- Born: Elisabeth Carew 13 June 1985 (age 40) Lørenskog Municipality, Norway
- Genres: Pop; R&B;
- Occupations: Singer; songwriter;
- Website: http://elisabethcarew.blogg.no

= Elisabeth Carew =

Norwegian singer and songwriter

Elisabeth Carew (born 13 June 1985) is a Norwegian singer and songwriter. Carew is best known for competing in Melodi Grand Prix 2010 and 2014.

==Career==
===Melodi Grand Prix 2010===
In 2009, Carew was announced as one of the 21 contestants competing in Melodi Grand Prix 2010, the Norwegian national selection for the Eurovision Song Contest 2010. Carew competed in the first semi-final on 8 January 2010 in Ørland hovedflystasjon in Ørland Municipality with the song "Rocketfuel". She placed 6th out of seven competing songs and was eliminated.

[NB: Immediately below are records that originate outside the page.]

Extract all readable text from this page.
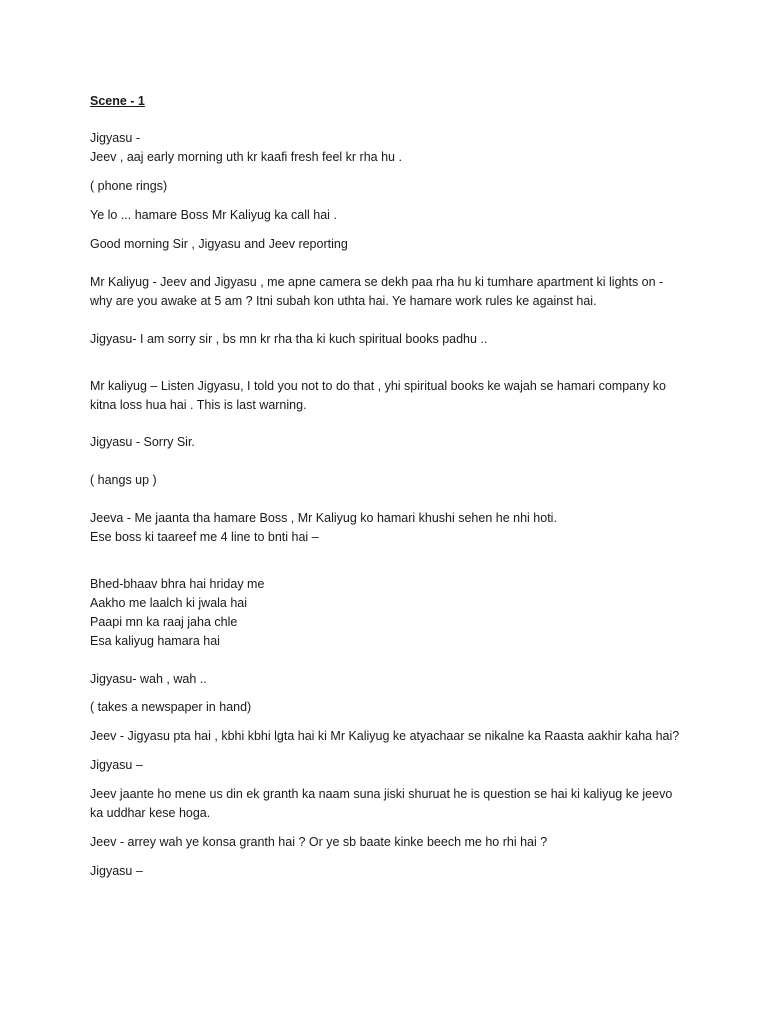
Scene - 1
Jigyasu -
Jeev , aaj early morning uth kr kaafi fresh feel kr rha hu .
( phone rings)
Ye lo ... hamare Boss Mr Kaliyug ka call hai .
Good morning Sir , Jigyasu and Jeev reporting
Mr Kaliyug - Jeev and Jigyasu , me apne camera se dekh paa rha hu ki tumhare apartment ki lights on -
why are you awake at 5 am ? Itni subah kon uthta hai. Ye hamare work rules ke against hai.
Jigyasu- I am sorry sir , bs mn kr rha tha ki kuch spiritual books padhu ..
Mr kaliyug – Listen Jigyasu, I told you not to do that , yhi spiritual books ke wajah se hamari company ko
kitna loss hua hai . This is last warning.
Jigyasu - Sorry Sir.
( hangs up )
Jeeva - Me jaanta tha hamare Boss , Mr Kaliyug ko hamari khushi sehen he nhi hoti.
Ese boss ki taareef me 4 line to bnti hai –
Bhed-bhaav bhra hai hriday me
Aakho me laalch ki jwala hai
Paapi mn ka raaj jaha chle
Esa kaliyug hamara hai
Jigyasu- wah , wah ..
( takes a newspaper in hand)
Jeev - Jigyasu pta hai , kbhi kbhi lgta hai ki Mr Kaliyug ke atyachaar se nikalne ka Raasta aakhir kaha hai?
Jigyasu –
Jeev jaante ho mene us din ek granth ka naam suna jiski shuruat he is question se hai ki kaliyug ke jeevo
ka uddhar kese hoga.
Jeev - arrey wah ye konsa granth hai ? Or ye sb baate kinke beech me ho rhi hai ?
Jigyasu –
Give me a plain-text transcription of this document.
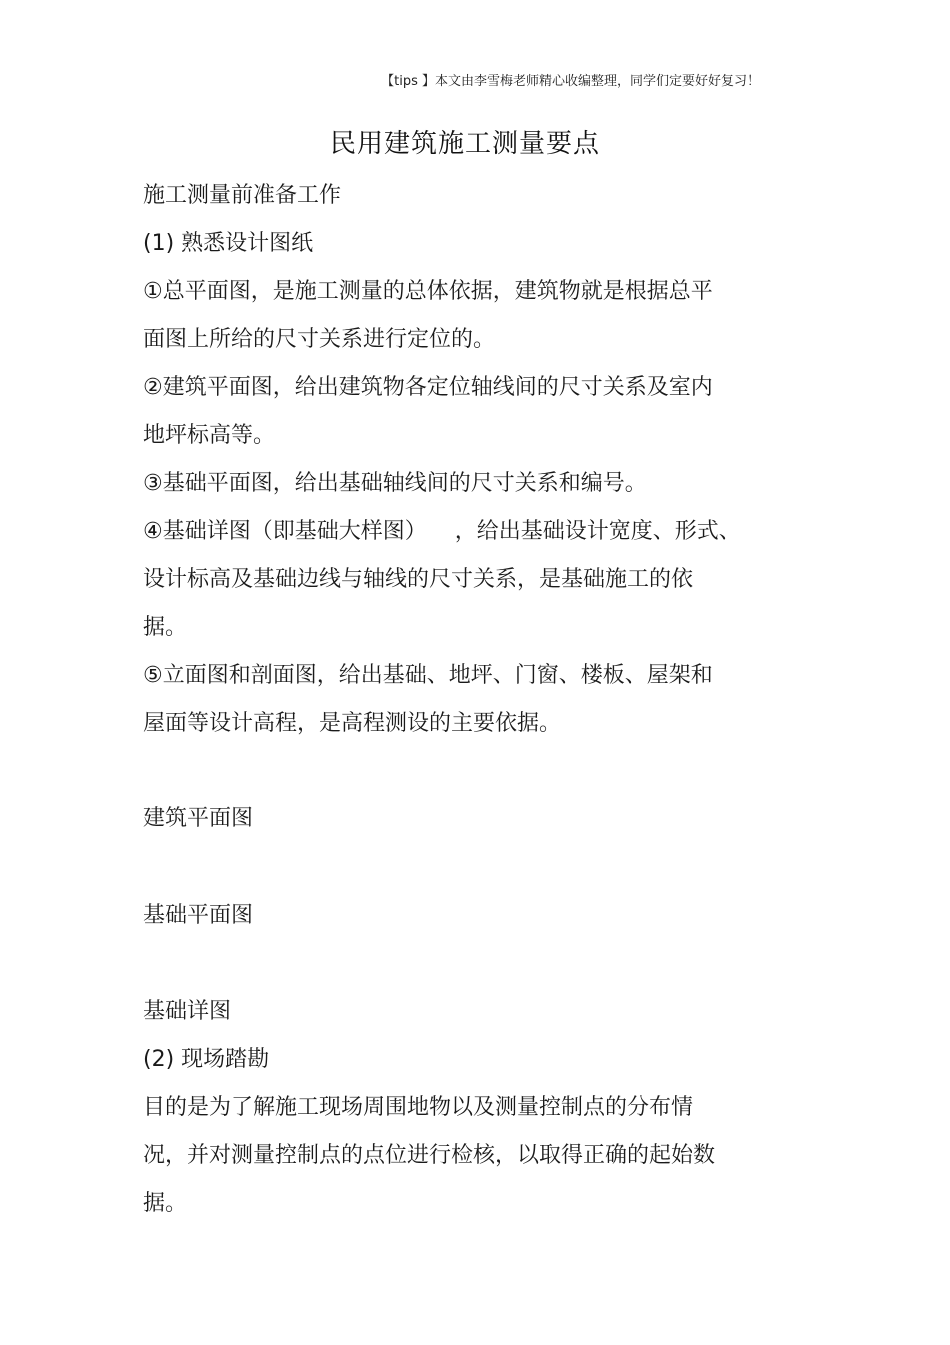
【tips 】本文由李雪梅老师精心收编整理，同学们定要好好复习！
民用建筑施工测量要点
施工测量前准备工作
(1) 熟悉设计图纸
①总平面图，是施工测量的总体依据，建筑物就是根据总平
面图上所给的尺寸关系进行定位的。
②建筑平面图，给出建筑物各定位轴线间的尺寸关系及室内
地坪标高等。
③基础平面图，给出基础轴线间的尺寸关系和编号。
④基础详图（即基础大样图）    ，给出基础设计宽度、形式、
设计标高及基础边线与轴线的尺寸关系，是基础施工的依
据。
⑤立面图和剖面图，给出基础、地坪、门窗、楼板、屋架和
屋面等设计高程，是高程测设的主要依据。
建筑平面图
基础平面图
基础详图
(2) 现场踏勘
目的是为了解施工现场周围地物以及测量控制点的分布情
况，并对测量控制点的点位进行检核，以取得正确的起始数
据。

===Melodi Grand Prix 2014===
In 2014, Carew was announced as one of the contestants in the Norwegian national selection for the Eurovision Song Contest 2014, Melodi Grand Prix 2014. She is competing with the song "Sole Survivor". Carew competed in the third semi-final on 9 March 2014 at the Folketeatret in Oslo. She advanced to the finals, which was held on 15 March 2014 in Oslo Spektrum. Despite being a considered a favourite to win the competition, Carew did not make the superfinal and placed 5th-9th in the final.

==Personal life==
Carew is the younger sister of Norwegian footballer John Carew. Her father is Gambian and her mother is Norwegian.